Candy Cane Lane, 2023.
Directed by Reginald Hudlin
Starring Eddie Murphy, Tracee Ellis Ross, Jillian Bell, Genneya Walton, Thaddeus J. Mixson, Madison Thomas, Nick Offerman, Chris Redd, Robin Thede, David Alan Grier, Ken Marino, Anjelah Johnson-Reyes, Timothy Simons, Danielle Pinnock, and Trevante Rhodes.
SYNOPSIS:
A man is determined to win the neighborhood’s annual Christmas decorating contest. He makes a pact with an elf to help him win–and the elf casts a spell that brings the 12 days of Christmas to life, which brings unexpected chaos to town.
Eddie Murphy is back in family-friendly default Dr. Dolittle mode for this fantastical seasonal tale about learning the true value of Christmas, which from the outside feels like a gift you’ve received a thousand times before, but peel away the paper and Candy Cane Lane reveals itself to be quite the enjoyable surprise.
Proceedings get underway as though this is going to be one of those National Lampoon knockoffs, or even worse, Christmas with the Kranks, with well-to-do families squabbling over whose decorations are going to be the best on their affluent suburban street.
It’s a competition heightened when the local cable channel inexplicably offers $100,000 to the winner, which becomes even more appealing when Murphy’s Wonderful Life takes a turn for the George Baileys’ and he loses his job. It’s then that he comes across Pepper the Elf’s Christmas Emporium, where he signs a Faustian pact to help him win the contest.
However, his desire for a superficial short-term gain comes with consequences, and before you can say Jumanji his family start being plagued by CGI creations from the 12 Days of Christmas. So he wakes to seven swans a-swimming in his pool, is told he must collect five gold rings, and his wife’s big day at work is wrecked by three French hens, and so on and so forth.

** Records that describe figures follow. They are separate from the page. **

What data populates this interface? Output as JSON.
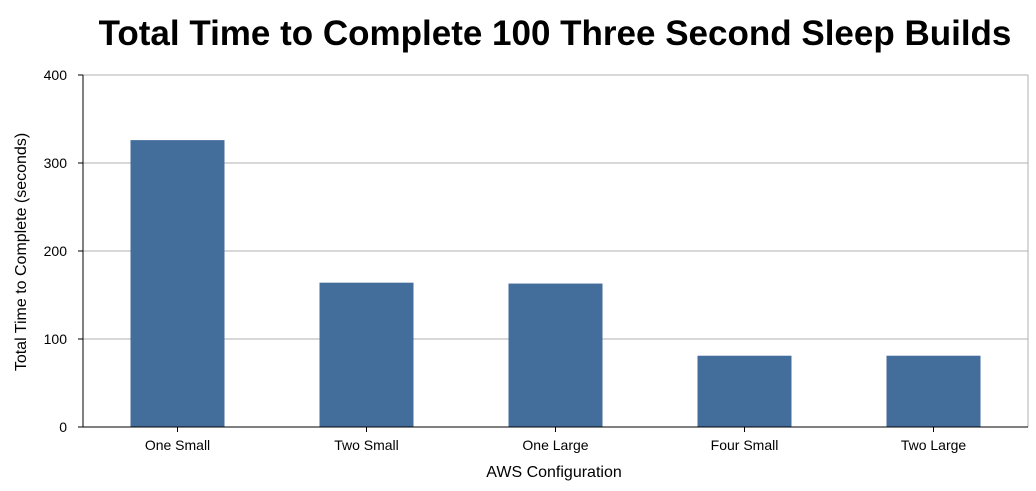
{
  "chart_data": {
    "type": "bar",
    "title": "Total Time to Complete 100 Three Second Sleep Builds",
    "xlabel": "AWS Configuration",
    "ylabel": "Total Time to Complete (seconds)",
    "categories": [
      "One Small",
      "Two Small",
      "One Large",
      "Four Small",
      "Two Large"
    ],
    "values": [
      326,
      164,
      163,
      81,
      81
    ],
    "ylim": [
      0,
      400
    ],
    "yticks": [
      0,
      100,
      200,
      300,
      400
    ],
    "grid": true,
    "bar_color": "#436e9b",
    "grid_color": "#b0b0b0"
  }
}
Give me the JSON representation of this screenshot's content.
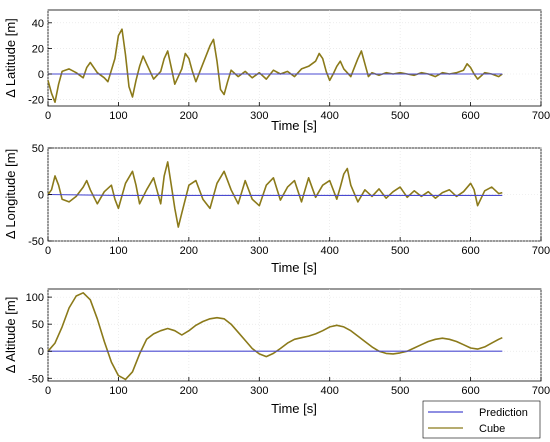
{
  "chart_data": [
    {
      "type": "line",
      "xlabel": "Time [s]",
      "ylabel": "Δ Latitude [m]",
      "xlim": [
        0,
        700
      ],
      "ylim": [
        -25,
        50
      ],
      "xticks": [
        0,
        100,
        200,
        300,
        400,
        500,
        600,
        700
      ],
      "yticks": [
        -20,
        0,
        20,
        40
      ],
      "grid": true,
      "series": [
        {
          "name": "Prediction",
          "color": "#4a4ad0",
          "x": [
            0,
            100,
            200,
            300,
            400,
            500,
            600,
            645
          ],
          "y": [
            0,
            0,
            0,
            0,
            0,
            0,
            0,
            0
          ]
        },
        {
          "name": "Cube",
          "color": "#8b7a1a",
          "x": [
            0,
            5,
            10,
            15,
            20,
            30,
            40,
            50,
            55,
            60,
            70,
            80,
            85,
            90,
            95,
            100,
            105,
            110,
            115,
            120,
            125,
            130,
            135,
            140,
            150,
            160,
            165,
            170,
            175,
            180,
            190,
            195,
            200,
            205,
            210,
            220,
            230,
            235,
            240,
            245,
            250,
            255,
            260,
            270,
            280,
            290,
            300,
            310,
            320,
            330,
            340,
            350,
            360,
            370,
            380,
            385,
            390,
            395,
            400,
            405,
            410,
            415,
            420,
            430,
            440,
            445,
            450,
            455,
            460,
            470,
            480,
            490,
            500,
            510,
            520,
            530,
            540,
            550,
            560,
            570,
            580,
            590,
            595,
            600,
            605,
            610,
            620,
            630,
            640,
            645
          ],
          "y": [
            -5,
            -15,
            -22,
            -8,
            2,
            4,
            1,
            -3,
            5,
            9,
            1,
            -3,
            -6,
            3,
            12,
            30,
            35,
            15,
            -10,
            -18,
            -5,
            6,
            14,
            8,
            -4,
            2,
            12,
            18,
            5,
            -8,
            4,
            16,
            12,
            2,
            -6,
            8,
            22,
            27,
            10,
            -12,
            -16,
            -6,
            3,
            -2,
            2,
            -3,
            1,
            -4,
            3,
            0,
            2,
            -2,
            4,
            6,
            10,
            16,
            12,
            2,
            -5,
            0,
            6,
            10,
            4,
            -2,
            12,
            18,
            8,
            -2,
            1,
            -1,
            1,
            0,
            1,
            0,
            -1,
            1,
            0,
            -2,
            1,
            0,
            1,
            3,
            8,
            5,
            0,
            -4,
            1,
            0,
            -2,
            0
          ]
        }
      ]
    },
    {
      "type": "line",
      "xlabel": "Time [s]",
      "ylabel": "Δ Longitude [m]",
      "xlim": [
        0,
        700
      ],
      "ylim": [
        -50,
        50
      ],
      "xticks": [
        0,
        100,
        200,
        300,
        400,
        500,
        600,
        700
      ],
      "yticks": [
        -50,
        0,
        50
      ],
      "grid": true,
      "series": [
        {
          "name": "Prediction",
          "color": "#4a4ad0",
          "x": [
            0,
            100,
            200,
            300,
            400,
            500,
            600,
            645
          ],
          "y": [
            0,
            -1,
            -1,
            -1,
            -1,
            -1,
            -1,
            -1
          ]
        },
        {
          "name": "Cube",
          "color": "#8b7a1a",
          "x": [
            0,
            5,
            10,
            15,
            20,
            30,
            40,
            50,
            55,
            60,
            70,
            80,
            90,
            95,
            100,
            110,
            120,
            125,
            130,
            140,
            150,
            160,
            165,
            170,
            175,
            180,
            185,
            190,
            200,
            210,
            220,
            230,
            240,
            250,
            260,
            270,
            280,
            290,
            300,
            310,
            320,
            330,
            340,
            350,
            360,
            370,
            380,
            390,
            400,
            410,
            415,
            420,
            425,
            430,
            440,
            450,
            460,
            470,
            480,
            490,
            500,
            510,
            520,
            530,
            540,
            550,
            560,
            570,
            580,
            590,
            600,
            605,
            610,
            620,
            630,
            640,
            645
          ],
          "y": [
            0,
            5,
            20,
            10,
            -5,
            -8,
            -2,
            8,
            15,
            5,
            -10,
            3,
            10,
            -5,
            -15,
            12,
            25,
            10,
            -10,
            5,
            18,
            -10,
            20,
            35,
            10,
            -15,
            -35,
            -20,
            10,
            15,
            -5,
            -15,
            12,
            25,
            5,
            -10,
            15,
            -5,
            -12,
            10,
            18,
            -6,
            8,
            15,
            -8,
            18,
            -3,
            10,
            15,
            -5,
            8,
            22,
            28,
            10,
            -8,
            5,
            -2,
            6,
            -4,
            3,
            8,
            -3,
            4,
            -2,
            3,
            -4,
            2,
            5,
            -2,
            3,
            12,
            5,
            -12,
            4,
            8,
            1,
            2
          ]
        }
      ]
    },
    {
      "type": "line",
      "xlabel": "Time [s]",
      "ylabel": "Δ Altitude [m]",
      "xlim": [
        0,
        700
      ],
      "ylim": [
        -55,
        115
      ],
      "xticks": [
        0,
        100,
        200,
        300,
        400,
        500,
        600,
        700
      ],
      "yticks": [
        -50,
        0,
        50,
        100
      ],
      "grid": true,
      "legend": "bottom-right",
      "series": [
        {
          "name": "Prediction",
          "color": "#4a4ad0",
          "x": [
            0,
            100,
            200,
            300,
            400,
            500,
            600,
            645
          ],
          "y": [
            0,
            0,
            0,
            0,
            0,
            0,
            0,
            0
          ]
        },
        {
          "name": "Cube",
          "color": "#8b7a1a",
          "x": [
            0,
            10,
            20,
            30,
            40,
            50,
            60,
            70,
            80,
            90,
            100,
            110,
            120,
            130,
            140,
            150,
            160,
            170,
            180,
            190,
            200,
            210,
            220,
            230,
            240,
            250,
            260,
            270,
            280,
            290,
            300,
            310,
            320,
            330,
            340,
            350,
            360,
            370,
            380,
            390,
            400,
            410,
            420,
            430,
            440,
            450,
            460,
            470,
            480,
            490,
            500,
            510,
            520,
            530,
            540,
            550,
            560,
            570,
            580,
            590,
            600,
            610,
            620,
            630,
            640,
            645
          ],
          "y": [
            0,
            15,
            45,
            80,
            102,
            108,
            95,
            60,
            18,
            -20,
            -45,
            -52,
            -38,
            -5,
            22,
            32,
            38,
            42,
            38,
            30,
            38,
            48,
            55,
            60,
            62,
            60,
            50,
            35,
            20,
            5,
            -5,
            -10,
            -4,
            5,
            15,
            22,
            25,
            28,
            32,
            38,
            45,
            48,
            45,
            38,
            28,
            18,
            8,
            0,
            -4,
            -5,
            -3,
            0,
            6,
            12,
            18,
            22,
            24,
            22,
            18,
            12,
            6,
            4,
            8,
            15,
            22,
            25
          ]
        }
      ]
    }
  ]
}
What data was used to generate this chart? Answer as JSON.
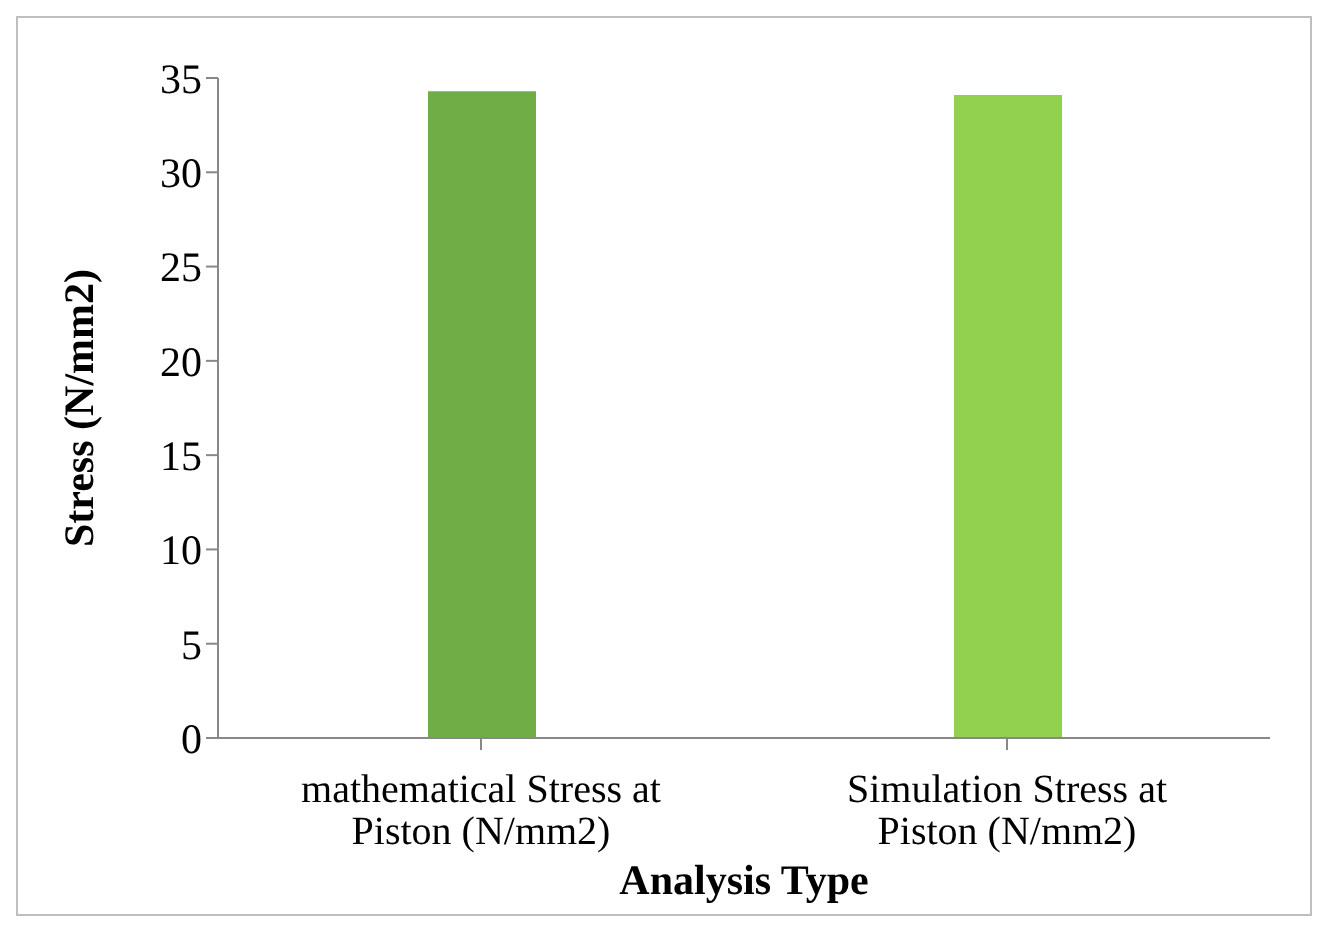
{
  "chart_data": {
    "type": "bar",
    "xlabel": "Analysis Type",
    "ylabel": "Stress (N/mm2)",
    "categories": [
      "mathematical Stress at Piston (N/mm2)",
      "Simulation Stress at Piston (N/mm2)"
    ],
    "values": [
      34.3,
      34.1
    ],
    "colors": [
      "#70ad47",
      "#92d050"
    ],
    "ylim": [
      0,
      35
    ],
    "yticks": [
      0,
      5,
      10,
      15,
      20,
      25,
      30,
      35
    ],
    "grid": false,
    "legend": false
  }
}
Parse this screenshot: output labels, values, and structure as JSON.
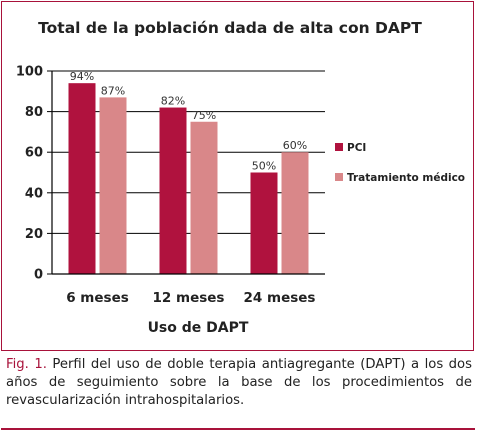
{
  "chart_data": {
    "type": "bar",
    "title": "Total de la población dada de alta con DAPT",
    "xlabel": "Uso de DAPT",
    "ylabel": "",
    "categories": [
      "6 meses",
      "12 meses",
      "24 meses"
    ],
    "series": [
      {
        "name": "PCI",
        "values": [
          94,
          82,
          50
        ],
        "labels": [
          "94%",
          "82%",
          "50%"
        ],
        "color": "#b0123e"
      },
      {
        "name": "Tratamiento médico",
        "values": [
          87,
          75,
          60
        ],
        "labels": [
          "87%",
          "75%",
          "60%"
        ],
        "color": "#d98789"
      }
    ],
    "ylim": [
      0,
      100
    ],
    "yticks": [
      0,
      20,
      40,
      60,
      80,
      100
    ],
    "grid": true,
    "legend": "right"
  },
  "caption": {
    "label": "Fig. 1.",
    "text": " Perfil del uso de doble terapia antiagregante (DAPT) a los dos años de seguimiento sobre la base de los procedimientos de revascularización intrahospitalarios."
  },
  "colors": {
    "accent": "#a8123a"
  }
}
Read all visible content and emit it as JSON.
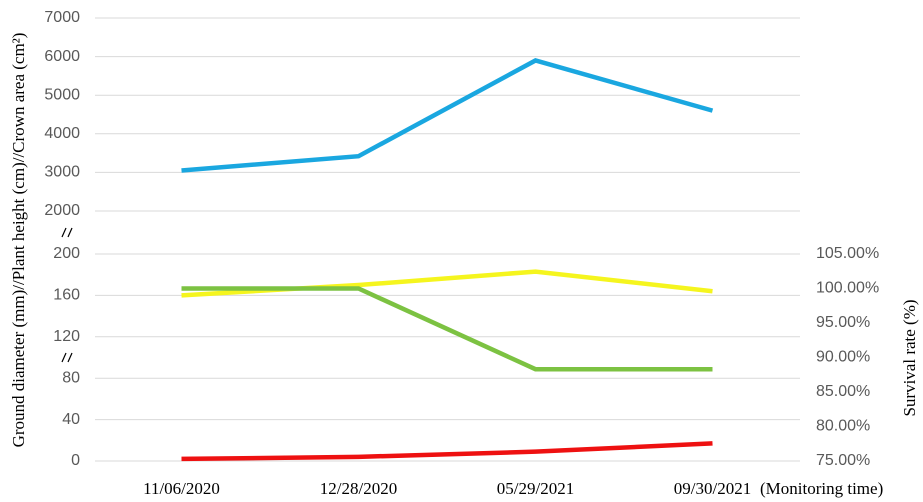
{
  "chart_data": {
    "type": "line",
    "x_label": "(Monitoring time)",
    "y_label": "Ground diameter (mm)//Plant height (cm)//Crown area (cm²)",
    "y2_label": "Survival rate (%)",
    "categories": [
      "11/06/2020",
      "12/28/2020",
      "05/29/2021",
      "09/30/2021"
    ],
    "y_segments": [
      {
        "ylim": [
          0,
          200
        ],
        "yticks": [
          0,
          40,
          80,
          120,
          160,
          200
        ]
      },
      {
        "ylim": [
          2000,
          7000
        ],
        "yticks": [
          2000,
          3000,
          4000,
          5000,
          6000,
          7000
        ]
      }
    ],
    "y2lim": [
      75,
      105
    ],
    "y2ticks": [
      {
        "value": 75,
        "label": "75.00%"
      },
      {
        "value": 80,
        "label": "80.00%"
      },
      {
        "value": 85,
        "label": "85.00%"
      },
      {
        "value": 90,
        "label": "90.00%"
      },
      {
        "value": 95,
        "label": "95.00%"
      },
      {
        "value": 100,
        "label": "100.00%"
      },
      {
        "value": 105,
        "label": "105.00%"
      }
    ],
    "grid": true,
    "series": [
      {
        "color": "#1aa7e0",
        "values": [
          3050,
          3420,
          5900,
          4600
        ]
      },
      {
        "color": "#f5f51e",
        "values": [
          160,
          170,
          183,
          164
        ]
      },
      {
        "color": "#7cc242",
        "axis": "y2",
        "values": [
          100,
          100,
          88.3,
          88.3
        ]
      },
      {
        "color": "#ee1111",
        "values": [
          2,
          4,
          9,
          17
        ]
      }
    ]
  }
}
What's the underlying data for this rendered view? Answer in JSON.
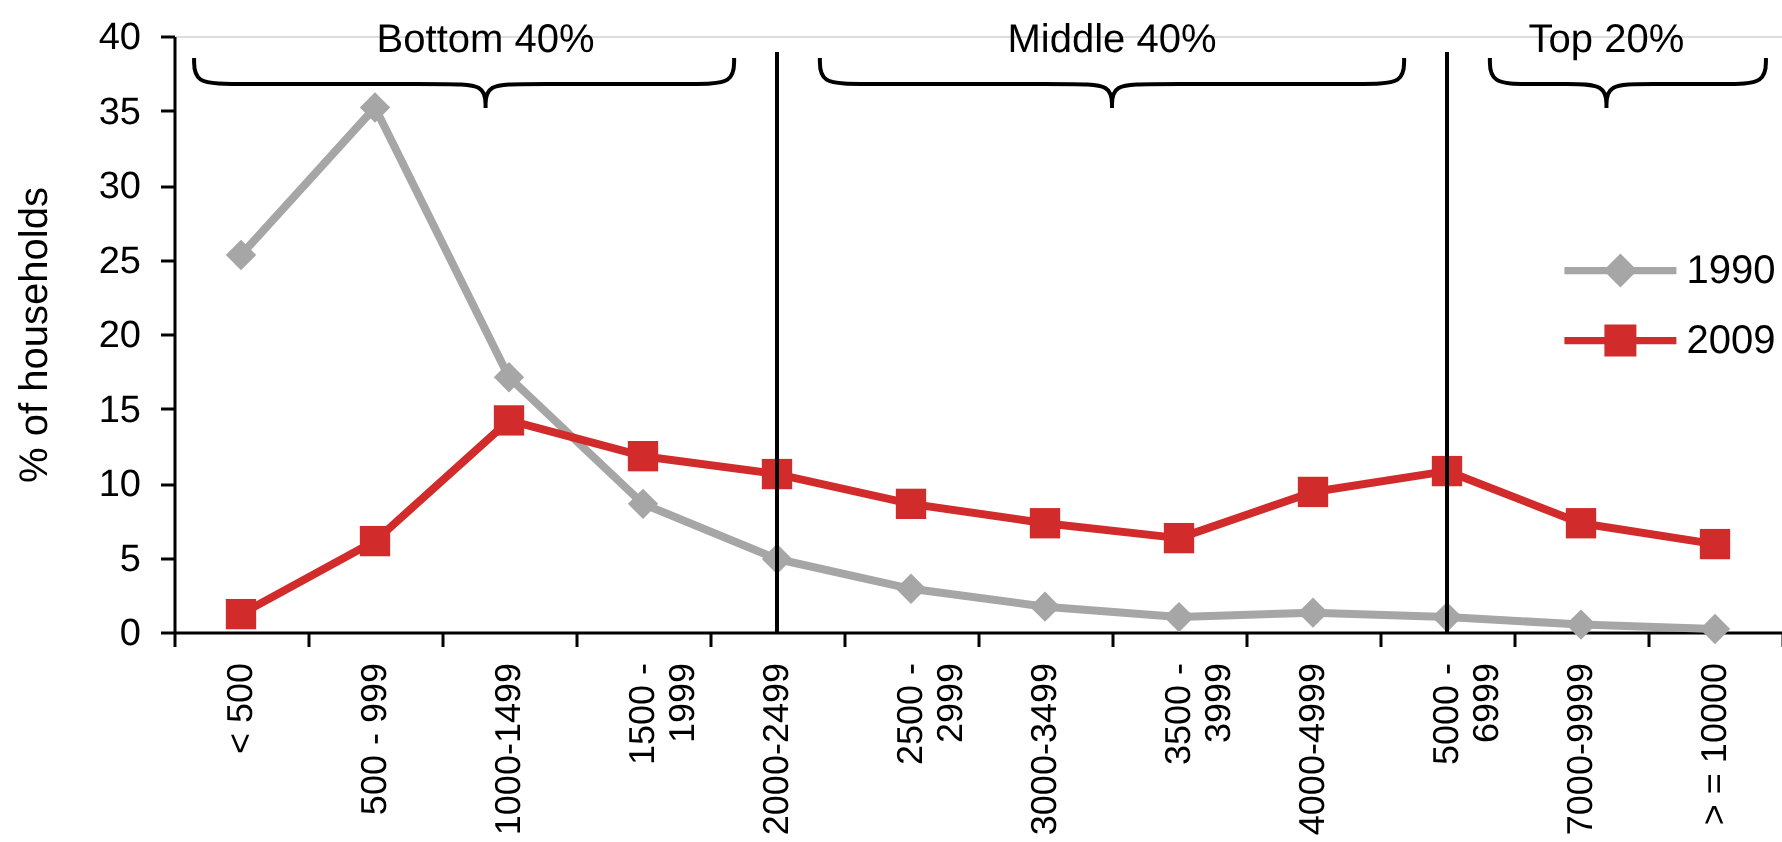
{
  "chart_data": {
    "type": "line",
    "ylabel": "% of households",
    "categories": [
      "< 500",
      "500 - 999",
      "1000-1499",
      "1500 - 1999",
      "2000-2499",
      "2500 - 2999",
      "3000-3499",
      "3500 - 3999",
      "4000-4999",
      "5000 - 6999",
      "7000-9999",
      "> = 10000"
    ],
    "series": [
      {
        "name": "1990",
        "color": "#a6a6a6",
        "marker": "diamond",
        "values": [
          25.3,
          35.2,
          17.1,
          8.6,
          4.9,
          2.9,
          1.7,
          1.0,
          1.3,
          1.0,
          0.5,
          0.2
        ]
      },
      {
        "name": "2009",
        "color": "#d22b2b",
        "marker": "square",
        "values": [
          1.2,
          6.1,
          14.2,
          11.8,
          10.6,
          8.6,
          7.3,
          6.3,
          9.4,
          10.8,
          7.3,
          5.9
        ]
      }
    ],
    "ylim": [
      0,
      40
    ],
    "yticks": [
      0,
      5,
      10,
      15,
      20,
      25,
      30,
      35,
      40
    ],
    "legend": "right",
    "ref_lines": [
      {
        "axis": "x",
        "value": "2000-2499",
        "color": "#000000"
      },
      {
        "axis": "x",
        "value": "5000 - 6999",
        "color": "#000000"
      }
    ],
    "annotations": [
      "Bottom 40%",
      "Middle 40%",
      "Top 20%"
    ]
  }
}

As you can tell from the multiple references, Candy Cane Lane isn’t a wholly original film, in fact many of the stronger elements have been re-gifted from similar family fare. The stop-motion toy-town characters who dish out exposition feel like something straight out of Night of the Museum, the brilliant Jillian Bell’s nefarious elf has a little of the Scrooged about her, and the entire movie feels like a seasonal spin-off from the aforementioned Robin Williams/Dwayne Johnson board-game blockbuster franchise.
What makes this work are the wonderful cast; Murphy is dialled back, but with his comic timing as fine-tuned as it always was, coupled with that same family man routine honed from Dolittle, Daddy Day Care, and Imagine That, he remains as watchable as ever. Tracee Ellis Ross (black-ish) is equally good as his wife, grounding the sillier elements of the film, of which there are many, with the movie’s best one-liners.
The family dynamic is so charming that by the time the saccharine elements kick in at the end, and despite any preconceptions you had about the film, or the uneven chaos that unfolds, you’ve completely bought into the seen-it-all-before message.
Candy Cane Lane is nowhere near five gold rings, more like a solid three french hens, which is largely due to Eddie Murphy’s ability to deliver the laughs, along with the unwieldly weirdness and childlike craziness of it all.